Может, в Калуге еще не знают о том, как на Мертвом Донце умирал политрук Кистенев, кромсая гранатами злобную фашистскую сволочь.
Может, в Херсоне еще не знают, как в Донецких степях умирал коммунист Спиридон Потарский, как жаркая кровь его пробитого сердца обагрила партийный билет… Узнают о них и в Калуге, и в Херсоне и по всей советской земле.
Во веки веков прославит наша земля их имена. Вечно будут дивиться их подвигам наши потомки.
Слава им, – жизнью своей, кровью своей, победой своей добывающим человечеству счастье!
«Всесоюзная Коммунистическая Партия (большевиков).

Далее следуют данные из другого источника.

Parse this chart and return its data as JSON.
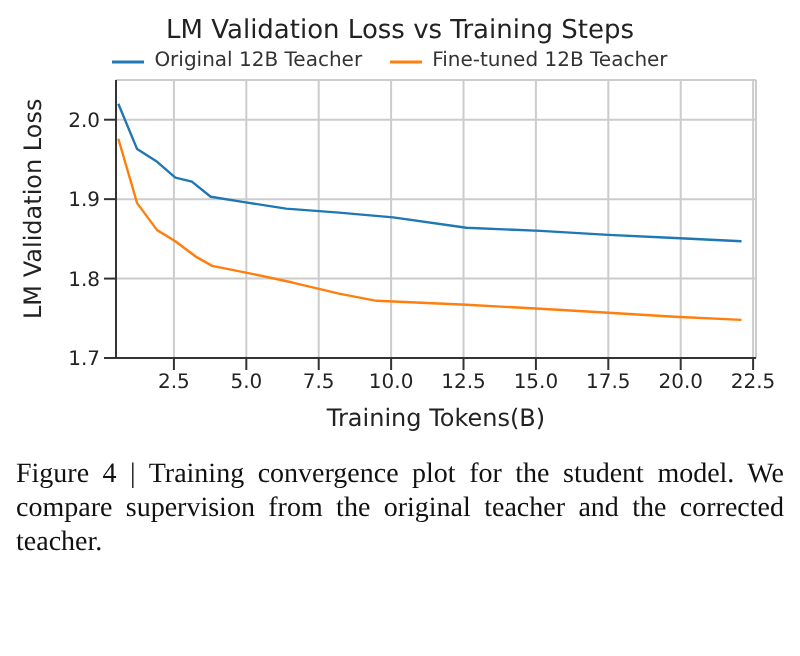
{
  "chart_data": {
    "type": "line",
    "title": "LM Validation Loss vs Training Steps",
    "xlabel": "Training Tokens(B)",
    "ylabel": "LM Validation Loss",
    "series": [
      {
        "name": "Original 12B Teacher",
        "color": "#1f77b4",
        "x": [
          0.58,
          1.23,
          1.92,
          2.55,
          3.12,
          3.77,
          4.98,
          6.37,
          8.2,
          10.07,
          12.6,
          15.16,
          17.5,
          19.8,
          22.1
        ],
        "values": [
          2.02,
          1.963,
          1.947,
          1.927,
          1.922,
          1.903,
          1.896,
          1.888,
          1.883,
          1.877,
          1.864,
          1.86,
          1.855,
          1.851,
          1.847
        ]
      },
      {
        "name": "Fine-tuned 12B Teacher",
        "color": "#ff7f0e",
        "x": [
          0.58,
          1.23,
          1.92,
          2.55,
          3.24,
          3.82,
          5.2,
          6.6,
          8.2,
          9.5,
          12.6,
          15.16,
          17.5,
          19.8,
          22.1
        ],
        "values": [
          1.976,
          1.895,
          1.861,
          1.847,
          1.828,
          1.816,
          1.806,
          1.795,
          1.781,
          1.772,
          1.767,
          1.762,
          1.757,
          1.752,
          1.748
        ]
      }
    ],
    "xlim": [
      0.5,
      22.6
    ],
    "ylim": [
      1.7,
      2.05
    ],
    "xticks": [
      {
        "value": 2.5,
        "label": "2.5"
      },
      {
        "value": 5,
        "label": "5.0"
      },
      {
        "value": 7.5,
        "label": "7.5"
      },
      {
        "value": 10,
        "label": "10.0"
      },
      {
        "value": 12.5,
        "label": "12.5"
      },
      {
        "value": 15,
        "label": "15.0"
      },
      {
        "value": 17.5,
        "label": "17.5"
      },
      {
        "value": 20,
        "label": "20.0"
      },
      {
        "value": 22.5,
        "label": "22.5"
      }
    ],
    "yticks": [
      {
        "value": 1.7,
        "label": "1.7"
      },
      {
        "value": 1.8,
        "label": "1.8"
      },
      {
        "value": 1.9,
        "label": "1.9"
      },
      {
        "value": 2.0,
        "label": "2.0"
      }
    ],
    "grid": true,
    "legend": "top",
    "marker": "none",
    "line_style": "solid",
    "annotations": [
      "Figure 4 | Training convergence plot for the student model. We compare supervision from the original teacher and the corrected teacher."
    ]
  }
}
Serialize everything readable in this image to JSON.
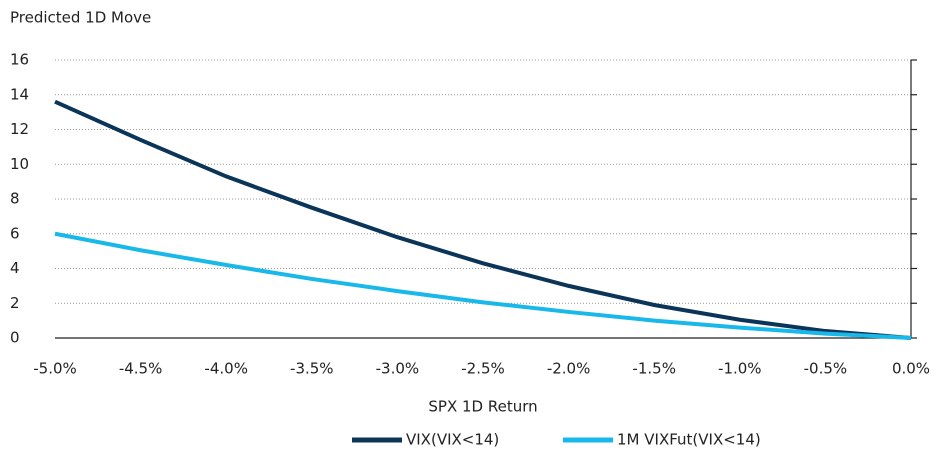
{
  "chart_data": {
    "type": "line",
    "title": "Predicted 1D Move",
    "x_label": "SPX 1D Return",
    "x": [
      -5.0,
      -4.5,
      -4.0,
      -3.5,
      -3.0,
      -2.5,
      -2.0,
      -1.5,
      -1.0,
      -0.5,
      0.0
    ],
    "series": [
      {
        "name": "VIX(VIX<14)",
        "color": "#0b3558",
        "values": [
          13.6,
          11.4,
          9.3,
          7.5,
          5.8,
          4.3,
          3.0,
          1.9,
          1.05,
          0.4,
          0.0
        ]
      },
      {
        "name": "1M VIXFut(VIX<14)",
        "color": "#19b8ea",
        "values": [
          6.0,
          5.05,
          4.2,
          3.4,
          2.7,
          2.05,
          1.5,
          1.0,
          0.6,
          0.25,
          0.0
        ]
      }
    ],
    "xlim": [
      -5.0,
      0.0
    ],
    "xticks": [
      {
        "value": -5.0,
        "label": "-5.0%"
      },
      {
        "value": -4.5,
        "label": "-4.5%"
      },
      {
        "value": -4.0,
        "label": "-4.0%"
      },
      {
        "value": -3.5,
        "label": "-3.5%"
      },
      {
        "value": -3.0,
        "label": "-3.0%"
      },
      {
        "value": -2.5,
        "label": "-2.5%"
      },
      {
        "value": -2.0,
        "label": "-2.0%"
      },
      {
        "value": -1.5,
        "label": "-1.5%"
      },
      {
        "value": -1.0,
        "label": "-1.0%"
      },
      {
        "value": -0.5,
        "label": "-0.5%"
      },
      {
        "value": 0.0,
        "label": "0.0%"
      }
    ],
    "ylim": [
      0,
      16
    ],
    "yticks": [
      0,
      2,
      4,
      6,
      8,
      10,
      12,
      14,
      16
    ],
    "grid": true,
    "legend": "bottom"
  }
}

Партийный билет № 1763124.
Фамилия – Левченко.
Имя и отчество – Гавриил Семенович.
Год рождения – 1902.
Время вступления в партию – 1926 год»…
– Нет… ни за что… лучше погибну, но останусь коммунистом…
Морщась от боли в руке, батальонный комиссар Левченко положил партбилет в левый карман запыленной, окровавленной гимнастерки и аккуратно застегнул пуговицу. Можно идти. Но куда идти? Куда вести одиннадцать оставшихся в живых командиров и бойцов? Кругом враги. Вечерело. Степь еще дымилась. То здесь, то там в сухом, пожелтевшем бурьяне вспыхивали языки пламени. Грохотала удаляющаяся на восток канонада. На черном бруствере развороченного вражескими танками окопа, запрокинувшись навзничь, лежал мертвый красноармеец. Из правого уголка его полуоткрытых губ медленно стекала по щеке струйка крови.
Левченко оглядел сидевших рядом с ним товарищей.
– Пошли.
Молоденький политрук с безжизненно откинутыми ногами – ноги попали под гусеницу танка – открыл глаза:
– Куда пошли?
– На восток, – угрюмо ответил Левченко, – сейчас вражеские бронемашины и мотоциклисты будут прочесывать место боя. Надо идти.
– Но ведь мы окружены.
– Да, окружены. Будем пробиваться. Как у нас с оружием?
Подсчитали. На одиннадцать человек – тяжело раненный политрук не мог помочь, он часто терял сознание – оказалось двадцать гранат, шесть винтовок и четыре пистолета.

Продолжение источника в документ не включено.